Des experts en énergie, comme ceux du Gaz Mobilité, notent que cette situation est significative pour les consommateurs. La plupart des Français, qui roulent en voiture à essence ou diesel, souffrent de ces hausses considérables. Cependant, ceux qui utilisent des carburants alternatifs échappent en partie à cette crise économique.
Pour le GPL, qui se situe actuellement autour de 0,973 euro le litre, les prix ont même connu une baisse de 2,5 % sur l'année, rendant ce carburant de plus en plus attractif. Tandis que le GNV, principalement destiné aux professionnels, reste à un prix légèrement au-dessus d'un euro. Malgré cela, le marché de cette alternative peine à se développer, avec moins de 400 stations en France proposant le GNC ou le GNL.

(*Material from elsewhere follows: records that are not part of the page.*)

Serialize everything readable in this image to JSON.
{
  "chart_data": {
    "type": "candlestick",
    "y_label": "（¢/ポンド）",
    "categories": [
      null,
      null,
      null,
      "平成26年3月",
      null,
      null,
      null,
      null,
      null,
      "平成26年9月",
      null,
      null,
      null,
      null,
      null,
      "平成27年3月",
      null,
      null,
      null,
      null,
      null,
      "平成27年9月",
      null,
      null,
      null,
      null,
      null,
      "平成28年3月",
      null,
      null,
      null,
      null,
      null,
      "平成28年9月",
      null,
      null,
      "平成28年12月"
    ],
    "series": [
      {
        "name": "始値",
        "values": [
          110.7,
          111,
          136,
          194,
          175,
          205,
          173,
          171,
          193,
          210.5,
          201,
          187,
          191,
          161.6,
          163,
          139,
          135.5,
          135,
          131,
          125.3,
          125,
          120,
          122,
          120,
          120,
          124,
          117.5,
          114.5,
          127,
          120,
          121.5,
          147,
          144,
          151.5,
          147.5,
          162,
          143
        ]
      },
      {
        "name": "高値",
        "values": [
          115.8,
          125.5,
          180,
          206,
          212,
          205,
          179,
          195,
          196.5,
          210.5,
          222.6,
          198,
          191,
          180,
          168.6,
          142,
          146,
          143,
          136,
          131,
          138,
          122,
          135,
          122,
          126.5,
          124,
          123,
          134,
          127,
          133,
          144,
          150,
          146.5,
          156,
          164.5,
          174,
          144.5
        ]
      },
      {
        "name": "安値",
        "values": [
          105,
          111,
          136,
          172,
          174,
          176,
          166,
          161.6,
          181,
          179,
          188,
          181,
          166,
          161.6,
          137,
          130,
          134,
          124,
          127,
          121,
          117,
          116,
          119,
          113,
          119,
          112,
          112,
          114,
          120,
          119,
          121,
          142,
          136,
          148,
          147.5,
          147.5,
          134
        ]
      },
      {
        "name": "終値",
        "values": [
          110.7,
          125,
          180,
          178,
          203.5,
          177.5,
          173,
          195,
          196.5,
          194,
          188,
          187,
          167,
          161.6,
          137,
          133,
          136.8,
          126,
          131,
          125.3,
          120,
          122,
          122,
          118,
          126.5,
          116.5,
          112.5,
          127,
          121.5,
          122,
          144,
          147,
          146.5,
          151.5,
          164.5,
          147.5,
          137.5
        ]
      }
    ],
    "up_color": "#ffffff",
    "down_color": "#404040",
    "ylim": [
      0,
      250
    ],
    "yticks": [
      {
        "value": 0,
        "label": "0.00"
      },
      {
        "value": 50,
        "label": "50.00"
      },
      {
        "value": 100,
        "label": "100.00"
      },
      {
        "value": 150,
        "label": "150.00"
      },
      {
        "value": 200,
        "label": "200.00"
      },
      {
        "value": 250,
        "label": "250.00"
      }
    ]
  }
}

L'hydrogène, un carburant en devenir
L'hydrogène, malgré son potentiel, reste un carburant particulièrement cher, avec des prix variant entre 10 et 20 euros par kilo. Selon les estimations d'Engie, ce coût frôle celui des carburants traditionnels, mais l'investissement dans des véhicules à hydrogène demeure prohibitif, souvent compris entre 60.000 et 80.000 euros.
En résumé, alors que la crise géopolitique actuelle alimente une forte inquiétude quant à l'approvisionnement des carburants traditionnels, les alternatives émergent comme des options économiques. Les consommateurs commencent enfin à voir les avantages des carburants alternatifs dans un contexte de tensions internationales.